I saw a small kitchenette—a white electric kettle with brown stains, a narrow sink, dirty refrigerator and shelves with dusty Ribena and tea biscuit wrappers. It looked like a museum to English domesticity. It looked like somebody had lived inside, years ago, had snuck in and kept the place well-stocked enough to get by, right under the nose of the National Trust.

‘Dahling, we’ve locked ourselves out again, haven’t we,’ Tom said in his best royal accent.
‘Oh dear, right we have,’ I responded, going kind of Scottish.
‘This day has been a real gooch, hasn’t it.’
‘Quite right.’
‘Let’s head back into the heath for a spot of dogging.’
‘After we’ll eat Kinder Eggs.’
‘That sounds smashing.’

‘Cheers.’

When Tom left to take a piss (not the piss, which had another meaning), I opened the front pocket of his backpack and found about twenty pounds’ worth of loose change and a bottle of Lexapro. Lexapro—what was he so sad about? I took a couple coins to buy some food.

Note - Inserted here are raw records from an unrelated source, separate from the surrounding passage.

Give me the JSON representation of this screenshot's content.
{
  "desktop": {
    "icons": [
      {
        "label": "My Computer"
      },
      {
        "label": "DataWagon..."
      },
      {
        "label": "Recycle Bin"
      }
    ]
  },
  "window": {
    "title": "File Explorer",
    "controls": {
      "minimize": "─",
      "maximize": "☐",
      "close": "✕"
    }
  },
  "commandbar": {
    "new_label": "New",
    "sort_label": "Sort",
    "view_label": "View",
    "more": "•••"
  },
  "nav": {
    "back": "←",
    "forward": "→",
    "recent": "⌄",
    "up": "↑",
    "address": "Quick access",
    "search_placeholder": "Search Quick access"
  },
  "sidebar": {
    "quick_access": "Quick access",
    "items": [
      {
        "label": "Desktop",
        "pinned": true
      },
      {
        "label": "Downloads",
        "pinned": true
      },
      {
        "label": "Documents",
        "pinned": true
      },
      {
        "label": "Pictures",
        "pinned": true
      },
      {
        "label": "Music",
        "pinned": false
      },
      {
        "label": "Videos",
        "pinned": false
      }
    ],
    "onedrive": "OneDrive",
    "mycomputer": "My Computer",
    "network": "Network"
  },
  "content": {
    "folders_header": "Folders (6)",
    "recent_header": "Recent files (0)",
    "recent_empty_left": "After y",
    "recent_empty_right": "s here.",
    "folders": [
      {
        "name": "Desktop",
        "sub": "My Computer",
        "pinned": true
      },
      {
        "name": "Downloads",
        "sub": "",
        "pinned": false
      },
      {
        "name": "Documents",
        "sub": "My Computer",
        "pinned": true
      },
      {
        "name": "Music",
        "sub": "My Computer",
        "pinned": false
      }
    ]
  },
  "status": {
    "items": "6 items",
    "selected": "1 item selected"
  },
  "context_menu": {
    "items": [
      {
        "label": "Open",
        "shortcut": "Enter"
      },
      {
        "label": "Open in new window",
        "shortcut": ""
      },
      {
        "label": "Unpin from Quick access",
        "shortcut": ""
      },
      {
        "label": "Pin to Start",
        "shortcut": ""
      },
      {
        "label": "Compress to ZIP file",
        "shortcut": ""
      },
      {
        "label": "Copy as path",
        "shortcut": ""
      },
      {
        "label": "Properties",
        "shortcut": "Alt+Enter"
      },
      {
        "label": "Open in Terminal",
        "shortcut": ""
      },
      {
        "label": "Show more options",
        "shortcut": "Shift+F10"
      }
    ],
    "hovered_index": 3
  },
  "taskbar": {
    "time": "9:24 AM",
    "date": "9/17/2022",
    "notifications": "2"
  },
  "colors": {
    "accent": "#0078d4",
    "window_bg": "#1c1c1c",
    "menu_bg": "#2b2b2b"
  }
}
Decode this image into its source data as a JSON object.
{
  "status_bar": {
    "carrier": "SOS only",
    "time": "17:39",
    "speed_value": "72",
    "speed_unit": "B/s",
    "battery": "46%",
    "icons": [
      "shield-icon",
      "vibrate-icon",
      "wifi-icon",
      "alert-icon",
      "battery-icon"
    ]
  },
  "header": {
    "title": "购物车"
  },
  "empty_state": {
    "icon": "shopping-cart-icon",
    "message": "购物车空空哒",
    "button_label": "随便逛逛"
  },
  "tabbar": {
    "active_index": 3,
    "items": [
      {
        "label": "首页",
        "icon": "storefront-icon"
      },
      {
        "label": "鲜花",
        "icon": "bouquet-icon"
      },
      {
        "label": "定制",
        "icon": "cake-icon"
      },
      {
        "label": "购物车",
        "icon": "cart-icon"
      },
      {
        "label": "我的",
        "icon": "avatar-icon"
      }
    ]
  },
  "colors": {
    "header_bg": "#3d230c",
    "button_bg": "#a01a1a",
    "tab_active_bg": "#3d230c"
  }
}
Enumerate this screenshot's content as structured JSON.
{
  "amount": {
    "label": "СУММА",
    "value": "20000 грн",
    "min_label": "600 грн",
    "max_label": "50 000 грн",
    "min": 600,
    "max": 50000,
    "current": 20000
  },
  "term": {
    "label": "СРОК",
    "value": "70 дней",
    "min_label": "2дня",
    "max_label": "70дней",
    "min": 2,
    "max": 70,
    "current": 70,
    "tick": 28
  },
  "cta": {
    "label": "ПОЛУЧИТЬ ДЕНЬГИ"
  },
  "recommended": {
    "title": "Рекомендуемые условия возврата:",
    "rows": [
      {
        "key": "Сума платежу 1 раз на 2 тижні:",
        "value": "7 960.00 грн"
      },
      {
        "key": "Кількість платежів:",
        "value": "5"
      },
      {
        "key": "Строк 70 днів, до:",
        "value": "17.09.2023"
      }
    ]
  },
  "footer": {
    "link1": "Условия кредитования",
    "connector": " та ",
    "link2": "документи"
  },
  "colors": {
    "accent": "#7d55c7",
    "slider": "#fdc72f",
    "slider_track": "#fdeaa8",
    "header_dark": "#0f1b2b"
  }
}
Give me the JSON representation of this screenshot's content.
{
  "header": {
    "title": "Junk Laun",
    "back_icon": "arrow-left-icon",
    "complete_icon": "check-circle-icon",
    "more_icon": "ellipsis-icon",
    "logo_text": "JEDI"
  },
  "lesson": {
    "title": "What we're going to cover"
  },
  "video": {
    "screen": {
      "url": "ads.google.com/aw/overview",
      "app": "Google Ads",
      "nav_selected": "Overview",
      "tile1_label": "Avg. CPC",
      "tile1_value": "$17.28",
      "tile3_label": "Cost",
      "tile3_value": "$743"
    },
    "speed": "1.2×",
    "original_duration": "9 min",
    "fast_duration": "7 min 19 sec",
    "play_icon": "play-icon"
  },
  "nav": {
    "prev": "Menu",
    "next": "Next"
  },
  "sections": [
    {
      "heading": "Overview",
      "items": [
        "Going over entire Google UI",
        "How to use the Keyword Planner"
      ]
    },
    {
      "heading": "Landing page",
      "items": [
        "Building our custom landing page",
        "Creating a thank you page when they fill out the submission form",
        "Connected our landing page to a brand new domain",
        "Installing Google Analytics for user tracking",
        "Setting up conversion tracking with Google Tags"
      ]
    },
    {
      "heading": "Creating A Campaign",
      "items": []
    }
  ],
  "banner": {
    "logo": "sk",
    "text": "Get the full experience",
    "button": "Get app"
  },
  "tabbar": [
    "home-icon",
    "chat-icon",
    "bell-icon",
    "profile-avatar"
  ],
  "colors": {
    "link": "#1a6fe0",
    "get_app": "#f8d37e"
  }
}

I thought about asking Tom over for dinner. I felt a pang of satisfaction, thinking of Conor and Lynne watching us, Tom, Madeleine, and I, sitting around that little table eating toast, making Madeleine feel left out while we talked about something only Americans could understand, and translating bits to her out of kindness.

I zipped Tom’s bag back up and Google searched: can smell my dead dad. It suggested lymphoma, something my dad would have suggested himself.

I breathed deeply, trying to smell him again. I only smelled wood smoke. I imagined him falling off the side of the highway and into the river, his body contorting in the fall like a gray squirrel from a bird feeder, writhing after a sonic shock.

Then Tom was back, his fingertips probably a bit wet from the last drop of urine as he’d rezipped his jeans. He sat down on the bench next to me, and he kept knocking his knee against mine; he was looking around innocently but I felt his thigh getting closer. I thought about what I should do, what it would mean, and how I could say it in French.